You are viewing a plain text version of this content. The canonical link for it is here.
Posted to issues@hive.apache.org by "Sahil Takiar (JIRA)" <ji...@apache.org> on 2016/06/30 01:14:11 UTC
[jira] [Commented] (HIVE-14137) Hive on Spark throws FileAlreadyExistsException for jobs with multiple empty tables

    [ https://issues.apache.org/jira/browse/HIVE-14137?page=com.atlassian.jira.plugin.system.issuetabpanels:comment-tabpanel&focusedCommentId=15356280#comment-15356280 ] 

Sahil Takiar commented on HIVE-14137:
-------------------------------------

The root cause is the {{Utilities.getInputPaths}} method.

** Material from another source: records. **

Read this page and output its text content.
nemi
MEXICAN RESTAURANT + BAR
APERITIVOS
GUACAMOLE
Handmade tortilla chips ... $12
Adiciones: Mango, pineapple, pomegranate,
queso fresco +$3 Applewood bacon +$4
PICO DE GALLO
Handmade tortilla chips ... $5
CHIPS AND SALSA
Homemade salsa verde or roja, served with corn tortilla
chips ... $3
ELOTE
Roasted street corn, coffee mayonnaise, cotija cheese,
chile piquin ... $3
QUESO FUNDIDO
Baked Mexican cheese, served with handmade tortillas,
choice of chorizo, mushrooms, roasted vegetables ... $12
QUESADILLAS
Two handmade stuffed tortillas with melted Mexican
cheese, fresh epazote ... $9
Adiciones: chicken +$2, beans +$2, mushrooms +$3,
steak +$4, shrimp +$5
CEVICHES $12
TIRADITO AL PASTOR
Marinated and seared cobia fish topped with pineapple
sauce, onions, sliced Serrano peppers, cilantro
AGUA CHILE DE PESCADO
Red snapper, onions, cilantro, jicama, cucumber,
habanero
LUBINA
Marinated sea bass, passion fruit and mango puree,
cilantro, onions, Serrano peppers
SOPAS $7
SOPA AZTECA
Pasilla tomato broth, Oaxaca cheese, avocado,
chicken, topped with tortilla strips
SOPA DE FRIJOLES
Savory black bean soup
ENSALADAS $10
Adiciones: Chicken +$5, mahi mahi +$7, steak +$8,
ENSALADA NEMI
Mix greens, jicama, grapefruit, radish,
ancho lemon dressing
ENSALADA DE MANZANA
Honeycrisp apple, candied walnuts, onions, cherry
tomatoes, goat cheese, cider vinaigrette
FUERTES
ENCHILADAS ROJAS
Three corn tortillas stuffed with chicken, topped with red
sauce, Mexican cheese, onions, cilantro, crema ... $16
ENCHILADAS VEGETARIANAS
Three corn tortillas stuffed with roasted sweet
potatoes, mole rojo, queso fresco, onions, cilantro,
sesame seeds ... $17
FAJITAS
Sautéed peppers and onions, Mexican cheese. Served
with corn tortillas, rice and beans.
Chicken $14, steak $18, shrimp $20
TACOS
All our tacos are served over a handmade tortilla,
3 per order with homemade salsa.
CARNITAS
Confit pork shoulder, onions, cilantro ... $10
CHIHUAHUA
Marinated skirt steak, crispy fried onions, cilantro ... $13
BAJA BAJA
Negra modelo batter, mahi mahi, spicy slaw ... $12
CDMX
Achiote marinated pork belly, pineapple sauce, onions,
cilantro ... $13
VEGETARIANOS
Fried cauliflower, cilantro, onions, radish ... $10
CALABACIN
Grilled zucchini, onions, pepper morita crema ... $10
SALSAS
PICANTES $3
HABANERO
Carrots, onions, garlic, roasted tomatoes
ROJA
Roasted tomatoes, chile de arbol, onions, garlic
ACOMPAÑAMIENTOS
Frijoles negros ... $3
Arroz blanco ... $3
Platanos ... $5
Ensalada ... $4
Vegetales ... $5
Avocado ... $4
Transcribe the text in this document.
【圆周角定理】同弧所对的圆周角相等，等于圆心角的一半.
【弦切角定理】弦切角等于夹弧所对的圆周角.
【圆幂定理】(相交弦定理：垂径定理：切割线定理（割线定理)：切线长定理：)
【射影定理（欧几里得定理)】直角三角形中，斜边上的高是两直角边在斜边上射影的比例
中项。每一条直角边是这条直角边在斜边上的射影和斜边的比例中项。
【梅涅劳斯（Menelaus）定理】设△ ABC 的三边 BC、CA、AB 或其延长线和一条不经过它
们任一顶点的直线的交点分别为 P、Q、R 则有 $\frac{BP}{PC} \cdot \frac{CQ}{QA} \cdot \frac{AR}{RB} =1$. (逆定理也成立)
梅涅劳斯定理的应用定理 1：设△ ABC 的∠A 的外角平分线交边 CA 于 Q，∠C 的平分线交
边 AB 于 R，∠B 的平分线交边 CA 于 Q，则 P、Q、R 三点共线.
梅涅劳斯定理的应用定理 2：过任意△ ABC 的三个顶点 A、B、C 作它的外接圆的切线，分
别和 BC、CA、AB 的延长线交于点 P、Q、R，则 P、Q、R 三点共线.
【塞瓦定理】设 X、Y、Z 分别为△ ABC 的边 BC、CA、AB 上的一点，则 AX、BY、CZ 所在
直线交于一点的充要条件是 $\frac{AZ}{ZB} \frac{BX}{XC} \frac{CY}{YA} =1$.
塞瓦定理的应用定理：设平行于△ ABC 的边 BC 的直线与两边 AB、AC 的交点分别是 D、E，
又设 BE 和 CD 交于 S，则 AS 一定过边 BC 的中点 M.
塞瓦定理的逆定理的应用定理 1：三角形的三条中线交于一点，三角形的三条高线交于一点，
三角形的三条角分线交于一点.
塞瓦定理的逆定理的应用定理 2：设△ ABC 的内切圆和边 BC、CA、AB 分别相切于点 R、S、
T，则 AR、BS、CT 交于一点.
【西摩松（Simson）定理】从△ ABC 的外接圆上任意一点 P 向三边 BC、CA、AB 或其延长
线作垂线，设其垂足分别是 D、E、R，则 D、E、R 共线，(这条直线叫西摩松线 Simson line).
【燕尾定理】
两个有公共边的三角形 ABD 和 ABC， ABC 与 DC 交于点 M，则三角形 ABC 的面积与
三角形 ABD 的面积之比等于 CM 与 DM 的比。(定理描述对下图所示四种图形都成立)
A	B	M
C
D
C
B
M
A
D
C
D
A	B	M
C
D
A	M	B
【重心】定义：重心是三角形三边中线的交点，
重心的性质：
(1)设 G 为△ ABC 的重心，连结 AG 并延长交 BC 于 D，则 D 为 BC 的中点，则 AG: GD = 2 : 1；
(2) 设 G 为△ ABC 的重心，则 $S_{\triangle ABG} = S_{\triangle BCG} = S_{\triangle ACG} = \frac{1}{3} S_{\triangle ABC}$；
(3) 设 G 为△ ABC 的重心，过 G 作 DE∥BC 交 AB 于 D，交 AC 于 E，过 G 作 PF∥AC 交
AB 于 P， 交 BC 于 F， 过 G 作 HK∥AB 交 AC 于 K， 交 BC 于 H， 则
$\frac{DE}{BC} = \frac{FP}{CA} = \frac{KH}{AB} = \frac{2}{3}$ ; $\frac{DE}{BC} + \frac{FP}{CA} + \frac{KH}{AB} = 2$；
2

If it is ever invoked for two different aliases, both of which are empty tables, it will try to create the same temp file for the two tables. The first file creation will succeed, and then the second one will fail with a {{FileAlreadyExistsException}}.

The solution is to ensure that each alias used a unique file path, this is done by including the alias name in the path of the file to be created.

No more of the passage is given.